In the first part of our Half-Life 2 Performance Preview, we brought you Half-Life 2 numbers run by Valve for their presentation at ATI Shader Day. Needless to say, these benchmark results caused quite a bit of controversy online.
Half-Life 2 is among the first crop of games to take advantage of the 2.0 pixel and vertex shaders first introduced with DirectX 9, and due to the success of its predecessor, is arguably the most anticipated game (of any genre) for 2003. And based on what we’ve seen so far, Half-Life 2 is living up to all the hype surrounding it. But there was one task remaining for Shader Day attendees: hands-on benchmarking with Half-Life 2!
The following are our test results with Build 5 of Half-Life 2. Keep in mind that this is a game that’s still unreleased, so the numbers we’re presenting will likely be a little different with the final game. For instance, bugs were still present with anti-aliasing enabled on NVIDIA and ATI hardware, although we were told that Valve’s AA fix was not implemented in our build of the game. Also, the high dynamic range (HDR) lighting that was present in the DX9 video from Friday wasn’t implemented in Build 5. For now this feature will be unique to ATI’s DirectX 9 hardware as GeForce FX cards running in DX9 mode already perform very poorly in full-precision mode (without HDR) at the moment.

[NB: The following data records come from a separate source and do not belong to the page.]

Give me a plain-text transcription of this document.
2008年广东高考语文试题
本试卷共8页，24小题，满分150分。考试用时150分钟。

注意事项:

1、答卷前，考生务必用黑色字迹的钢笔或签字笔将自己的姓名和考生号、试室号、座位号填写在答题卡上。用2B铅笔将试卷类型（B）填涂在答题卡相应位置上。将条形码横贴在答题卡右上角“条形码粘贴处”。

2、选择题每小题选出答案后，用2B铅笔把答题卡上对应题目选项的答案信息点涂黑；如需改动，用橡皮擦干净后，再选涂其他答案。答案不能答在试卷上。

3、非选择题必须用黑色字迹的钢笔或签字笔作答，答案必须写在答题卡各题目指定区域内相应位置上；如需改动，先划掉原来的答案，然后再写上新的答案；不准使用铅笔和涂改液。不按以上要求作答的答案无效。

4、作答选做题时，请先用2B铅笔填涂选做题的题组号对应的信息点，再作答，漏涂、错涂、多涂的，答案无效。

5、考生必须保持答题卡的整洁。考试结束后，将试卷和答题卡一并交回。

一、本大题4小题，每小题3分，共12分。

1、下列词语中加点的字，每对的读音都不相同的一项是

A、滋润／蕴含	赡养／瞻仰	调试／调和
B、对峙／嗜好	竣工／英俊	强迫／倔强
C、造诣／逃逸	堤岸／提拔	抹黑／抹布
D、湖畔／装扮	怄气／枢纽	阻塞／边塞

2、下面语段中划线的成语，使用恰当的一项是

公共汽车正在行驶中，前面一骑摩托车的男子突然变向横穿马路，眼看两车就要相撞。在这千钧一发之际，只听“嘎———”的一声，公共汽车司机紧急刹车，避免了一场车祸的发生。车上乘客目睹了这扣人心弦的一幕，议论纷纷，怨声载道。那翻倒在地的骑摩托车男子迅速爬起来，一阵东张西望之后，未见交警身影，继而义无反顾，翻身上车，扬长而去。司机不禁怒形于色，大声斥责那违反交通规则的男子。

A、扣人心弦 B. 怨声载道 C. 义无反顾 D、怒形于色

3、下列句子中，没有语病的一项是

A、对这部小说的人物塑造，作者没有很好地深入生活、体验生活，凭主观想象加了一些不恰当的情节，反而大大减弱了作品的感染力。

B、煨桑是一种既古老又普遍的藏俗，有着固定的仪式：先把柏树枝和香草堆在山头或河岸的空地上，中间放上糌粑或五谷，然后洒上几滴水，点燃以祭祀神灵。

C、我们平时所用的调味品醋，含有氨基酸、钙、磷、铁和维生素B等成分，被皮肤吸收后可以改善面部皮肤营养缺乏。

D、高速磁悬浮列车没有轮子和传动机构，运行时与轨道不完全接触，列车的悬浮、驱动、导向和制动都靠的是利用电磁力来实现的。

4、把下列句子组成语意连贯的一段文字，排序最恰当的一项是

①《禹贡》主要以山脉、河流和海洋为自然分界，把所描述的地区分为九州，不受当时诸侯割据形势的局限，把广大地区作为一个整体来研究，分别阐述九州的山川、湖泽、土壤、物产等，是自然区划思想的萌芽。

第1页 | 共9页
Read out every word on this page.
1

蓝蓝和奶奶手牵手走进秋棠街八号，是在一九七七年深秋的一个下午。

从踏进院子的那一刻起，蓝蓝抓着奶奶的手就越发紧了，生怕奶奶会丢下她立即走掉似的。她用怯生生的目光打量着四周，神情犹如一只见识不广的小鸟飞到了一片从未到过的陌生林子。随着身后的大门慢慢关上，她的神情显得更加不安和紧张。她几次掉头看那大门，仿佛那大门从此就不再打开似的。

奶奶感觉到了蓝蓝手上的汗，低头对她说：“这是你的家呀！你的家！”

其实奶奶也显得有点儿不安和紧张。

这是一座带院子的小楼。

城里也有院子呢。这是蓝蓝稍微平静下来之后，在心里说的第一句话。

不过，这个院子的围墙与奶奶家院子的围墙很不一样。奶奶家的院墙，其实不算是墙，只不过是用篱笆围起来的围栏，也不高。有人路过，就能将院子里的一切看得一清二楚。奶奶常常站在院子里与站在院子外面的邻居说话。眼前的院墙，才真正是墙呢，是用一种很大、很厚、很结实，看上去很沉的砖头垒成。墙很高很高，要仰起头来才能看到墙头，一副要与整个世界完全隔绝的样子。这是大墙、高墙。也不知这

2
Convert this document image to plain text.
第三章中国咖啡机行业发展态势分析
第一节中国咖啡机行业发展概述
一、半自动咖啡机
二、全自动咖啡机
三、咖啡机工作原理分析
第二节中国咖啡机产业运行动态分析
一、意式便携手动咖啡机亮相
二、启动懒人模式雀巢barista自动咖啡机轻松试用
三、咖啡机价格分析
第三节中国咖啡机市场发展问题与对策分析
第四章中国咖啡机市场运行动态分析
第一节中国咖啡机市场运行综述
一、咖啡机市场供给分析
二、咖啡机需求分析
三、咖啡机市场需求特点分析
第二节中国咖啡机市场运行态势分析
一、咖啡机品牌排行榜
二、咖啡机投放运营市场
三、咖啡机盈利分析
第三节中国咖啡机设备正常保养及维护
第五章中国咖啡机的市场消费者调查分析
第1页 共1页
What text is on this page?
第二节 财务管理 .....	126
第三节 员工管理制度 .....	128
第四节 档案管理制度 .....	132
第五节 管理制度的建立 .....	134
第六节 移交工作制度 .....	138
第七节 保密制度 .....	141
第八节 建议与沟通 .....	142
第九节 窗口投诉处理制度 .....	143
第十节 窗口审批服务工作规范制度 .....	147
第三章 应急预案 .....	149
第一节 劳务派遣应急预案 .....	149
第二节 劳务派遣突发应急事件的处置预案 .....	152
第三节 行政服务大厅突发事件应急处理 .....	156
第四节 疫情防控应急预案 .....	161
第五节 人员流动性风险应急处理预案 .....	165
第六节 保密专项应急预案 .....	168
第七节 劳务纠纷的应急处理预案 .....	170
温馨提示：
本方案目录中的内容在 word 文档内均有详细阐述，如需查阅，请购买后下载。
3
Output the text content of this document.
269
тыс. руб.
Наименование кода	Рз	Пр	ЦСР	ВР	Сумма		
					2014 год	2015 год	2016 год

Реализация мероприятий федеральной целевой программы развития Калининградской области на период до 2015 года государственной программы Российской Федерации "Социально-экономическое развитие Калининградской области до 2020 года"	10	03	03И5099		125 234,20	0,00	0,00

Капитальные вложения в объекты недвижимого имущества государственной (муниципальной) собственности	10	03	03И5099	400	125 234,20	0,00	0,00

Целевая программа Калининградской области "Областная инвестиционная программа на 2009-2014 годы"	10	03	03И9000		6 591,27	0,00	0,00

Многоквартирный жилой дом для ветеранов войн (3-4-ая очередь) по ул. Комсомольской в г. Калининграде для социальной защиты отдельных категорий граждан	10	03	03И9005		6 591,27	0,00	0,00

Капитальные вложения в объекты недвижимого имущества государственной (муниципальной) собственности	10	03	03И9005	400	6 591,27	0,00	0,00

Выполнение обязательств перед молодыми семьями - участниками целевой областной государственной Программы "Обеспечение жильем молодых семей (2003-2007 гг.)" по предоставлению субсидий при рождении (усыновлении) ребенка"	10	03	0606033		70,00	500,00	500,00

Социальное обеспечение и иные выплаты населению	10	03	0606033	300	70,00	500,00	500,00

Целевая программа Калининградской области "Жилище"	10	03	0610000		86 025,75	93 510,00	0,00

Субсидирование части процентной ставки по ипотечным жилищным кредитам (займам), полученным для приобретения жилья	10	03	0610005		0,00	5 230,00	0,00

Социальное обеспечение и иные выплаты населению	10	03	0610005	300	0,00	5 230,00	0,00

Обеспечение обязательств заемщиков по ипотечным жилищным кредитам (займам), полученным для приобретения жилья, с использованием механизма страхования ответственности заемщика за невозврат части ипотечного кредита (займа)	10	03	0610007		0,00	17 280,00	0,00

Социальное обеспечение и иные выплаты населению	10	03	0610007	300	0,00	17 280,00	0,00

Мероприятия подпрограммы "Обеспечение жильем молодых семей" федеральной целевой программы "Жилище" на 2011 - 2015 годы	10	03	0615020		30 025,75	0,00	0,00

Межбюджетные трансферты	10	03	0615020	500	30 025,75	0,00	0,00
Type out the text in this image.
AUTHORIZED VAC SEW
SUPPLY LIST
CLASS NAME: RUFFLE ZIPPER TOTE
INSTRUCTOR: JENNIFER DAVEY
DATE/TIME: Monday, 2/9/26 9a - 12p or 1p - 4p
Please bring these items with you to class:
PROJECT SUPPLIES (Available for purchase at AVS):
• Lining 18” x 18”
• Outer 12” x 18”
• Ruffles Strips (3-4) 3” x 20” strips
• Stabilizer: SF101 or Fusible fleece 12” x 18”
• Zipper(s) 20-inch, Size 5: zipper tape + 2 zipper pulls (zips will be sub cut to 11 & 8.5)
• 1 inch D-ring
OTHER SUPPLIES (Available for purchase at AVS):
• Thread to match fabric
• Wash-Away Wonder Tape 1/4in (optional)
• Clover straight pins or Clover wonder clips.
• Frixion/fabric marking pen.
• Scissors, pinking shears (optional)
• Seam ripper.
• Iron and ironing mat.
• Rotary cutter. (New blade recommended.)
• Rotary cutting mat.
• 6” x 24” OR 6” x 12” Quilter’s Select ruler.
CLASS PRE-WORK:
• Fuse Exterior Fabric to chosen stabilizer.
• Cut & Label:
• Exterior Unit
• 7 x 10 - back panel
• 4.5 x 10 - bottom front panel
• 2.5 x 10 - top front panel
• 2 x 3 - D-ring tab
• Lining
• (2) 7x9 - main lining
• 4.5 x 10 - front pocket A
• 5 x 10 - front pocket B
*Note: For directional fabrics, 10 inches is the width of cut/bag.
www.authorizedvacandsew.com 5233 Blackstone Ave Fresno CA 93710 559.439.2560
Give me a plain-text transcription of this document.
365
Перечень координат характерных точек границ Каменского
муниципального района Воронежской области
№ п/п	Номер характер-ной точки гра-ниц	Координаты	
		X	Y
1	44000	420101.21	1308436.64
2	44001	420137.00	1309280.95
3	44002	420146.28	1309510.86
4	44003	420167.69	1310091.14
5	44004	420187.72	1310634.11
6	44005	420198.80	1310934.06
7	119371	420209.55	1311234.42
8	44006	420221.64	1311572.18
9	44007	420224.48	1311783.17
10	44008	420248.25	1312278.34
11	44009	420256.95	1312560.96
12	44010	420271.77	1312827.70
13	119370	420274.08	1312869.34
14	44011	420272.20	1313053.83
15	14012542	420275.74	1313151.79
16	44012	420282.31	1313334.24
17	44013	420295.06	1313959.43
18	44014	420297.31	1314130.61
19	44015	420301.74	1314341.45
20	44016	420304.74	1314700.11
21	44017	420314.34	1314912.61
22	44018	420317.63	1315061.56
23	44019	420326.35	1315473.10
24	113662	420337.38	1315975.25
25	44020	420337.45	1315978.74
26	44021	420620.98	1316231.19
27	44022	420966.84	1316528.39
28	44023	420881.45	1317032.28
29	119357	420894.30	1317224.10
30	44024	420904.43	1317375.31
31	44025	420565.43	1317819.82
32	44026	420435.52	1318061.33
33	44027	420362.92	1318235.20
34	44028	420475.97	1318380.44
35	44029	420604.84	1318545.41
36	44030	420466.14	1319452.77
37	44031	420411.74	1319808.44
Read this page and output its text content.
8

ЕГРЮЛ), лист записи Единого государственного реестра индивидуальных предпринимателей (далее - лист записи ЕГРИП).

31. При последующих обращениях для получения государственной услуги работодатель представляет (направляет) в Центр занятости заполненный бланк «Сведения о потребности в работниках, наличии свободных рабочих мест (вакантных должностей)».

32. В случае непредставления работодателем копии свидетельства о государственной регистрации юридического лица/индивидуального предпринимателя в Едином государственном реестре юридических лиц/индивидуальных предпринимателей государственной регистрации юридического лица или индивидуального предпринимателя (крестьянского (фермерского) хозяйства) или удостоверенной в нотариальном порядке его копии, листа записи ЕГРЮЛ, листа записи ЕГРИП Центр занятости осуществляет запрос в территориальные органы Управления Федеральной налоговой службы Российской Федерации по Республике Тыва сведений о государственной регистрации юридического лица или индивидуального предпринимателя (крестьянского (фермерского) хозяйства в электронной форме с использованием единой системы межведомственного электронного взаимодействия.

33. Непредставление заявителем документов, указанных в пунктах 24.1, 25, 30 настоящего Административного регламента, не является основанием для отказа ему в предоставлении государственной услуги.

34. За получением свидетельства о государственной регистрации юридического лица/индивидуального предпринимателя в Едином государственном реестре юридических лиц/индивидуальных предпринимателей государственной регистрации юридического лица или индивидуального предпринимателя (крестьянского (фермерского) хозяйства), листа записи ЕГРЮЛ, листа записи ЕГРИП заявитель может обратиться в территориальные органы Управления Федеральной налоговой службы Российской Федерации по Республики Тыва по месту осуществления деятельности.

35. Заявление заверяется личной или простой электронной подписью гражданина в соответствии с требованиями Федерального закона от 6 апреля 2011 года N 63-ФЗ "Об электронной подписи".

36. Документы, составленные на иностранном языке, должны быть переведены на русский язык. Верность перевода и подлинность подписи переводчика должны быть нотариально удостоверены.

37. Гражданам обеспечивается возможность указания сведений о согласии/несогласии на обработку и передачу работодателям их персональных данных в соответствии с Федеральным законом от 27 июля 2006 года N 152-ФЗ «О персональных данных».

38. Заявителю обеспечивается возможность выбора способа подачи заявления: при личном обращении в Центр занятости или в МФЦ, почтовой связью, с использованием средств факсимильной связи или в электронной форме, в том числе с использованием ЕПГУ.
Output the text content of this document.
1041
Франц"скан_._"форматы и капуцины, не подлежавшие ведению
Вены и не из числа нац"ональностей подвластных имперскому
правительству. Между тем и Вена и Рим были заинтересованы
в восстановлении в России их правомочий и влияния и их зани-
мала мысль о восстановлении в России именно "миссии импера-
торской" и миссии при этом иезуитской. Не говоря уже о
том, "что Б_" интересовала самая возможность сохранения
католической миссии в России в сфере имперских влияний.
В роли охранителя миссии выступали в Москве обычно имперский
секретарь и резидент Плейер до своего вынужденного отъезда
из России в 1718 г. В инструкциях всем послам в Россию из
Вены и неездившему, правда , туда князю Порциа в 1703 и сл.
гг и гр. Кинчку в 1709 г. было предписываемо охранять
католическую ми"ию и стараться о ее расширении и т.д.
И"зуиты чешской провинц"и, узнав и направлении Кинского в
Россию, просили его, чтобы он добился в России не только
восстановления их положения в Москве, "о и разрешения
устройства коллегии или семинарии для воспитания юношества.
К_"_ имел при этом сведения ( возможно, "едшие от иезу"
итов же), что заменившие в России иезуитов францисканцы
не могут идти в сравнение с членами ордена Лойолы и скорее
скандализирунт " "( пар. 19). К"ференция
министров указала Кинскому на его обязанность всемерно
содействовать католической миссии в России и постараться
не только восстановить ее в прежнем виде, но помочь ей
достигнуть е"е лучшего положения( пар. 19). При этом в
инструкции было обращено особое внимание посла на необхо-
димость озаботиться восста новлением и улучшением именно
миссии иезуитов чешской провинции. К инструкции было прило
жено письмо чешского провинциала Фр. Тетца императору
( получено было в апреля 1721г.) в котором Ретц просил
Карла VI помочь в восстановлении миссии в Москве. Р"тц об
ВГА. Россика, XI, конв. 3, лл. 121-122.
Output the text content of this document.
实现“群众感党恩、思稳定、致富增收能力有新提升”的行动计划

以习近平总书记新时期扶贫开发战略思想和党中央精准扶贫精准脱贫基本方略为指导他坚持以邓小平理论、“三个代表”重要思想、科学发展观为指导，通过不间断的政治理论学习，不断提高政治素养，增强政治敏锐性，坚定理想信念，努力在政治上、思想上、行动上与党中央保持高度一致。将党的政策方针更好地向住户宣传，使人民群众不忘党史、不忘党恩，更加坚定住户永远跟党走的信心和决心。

If the performance is there for RADEON users, HDR could be a real selling point for ATI, as it’s definitely one of those features that you’re not going to want to turn off once you’ve seen it in action. Remember the first time you saw the sun in Gran Tourismo 3? To the uninitiated, HDR is similar to that effect, only it’s about two times more effective. In addition, the light reflects off of reflective or shiny surfaces. When you combine this with the Half-Life 2 water (which is the most accurate representation of water we’ve seen in a game to date), can you imagine how good HDR would look at sunset over a large body of water? HDR will also be used for effects like muzzle flashes.
All this eye candy comes at a price however. For maximum fidelity, Half-Life 2 is going to require cutting edge hardware. We’re not just talking graphics cards here folks. You’re also going to need a fast CPU and gobs of system memory. The test machine in Valve’s numbers from last week was outfitted with a gigabyte of RAM. Likewise, the gaming rigs we ran our tests with were also equipped with 1GB of memory. Based on what we’ve been told, this was no coincidence. Serious gamers are going to want at least 512MB of RAM for optimum performance, while the hardcore will insist on a gigabyte.
Half-Life 2 also craves CPU performance. In many cases, we were CPU-limited with an ATI RADEON 9800 PRO and a 2.8GHz Pentium 4 (800MHz FSB) in our testing! And in case you were wondering, Half-Life 2 doesn’t take advantage of Intel’s Hyper-Threading technology nor AMD’s 64-bit extensions in Athlon 64/Opteron. The jury is still out on which CPU architecture it prefers.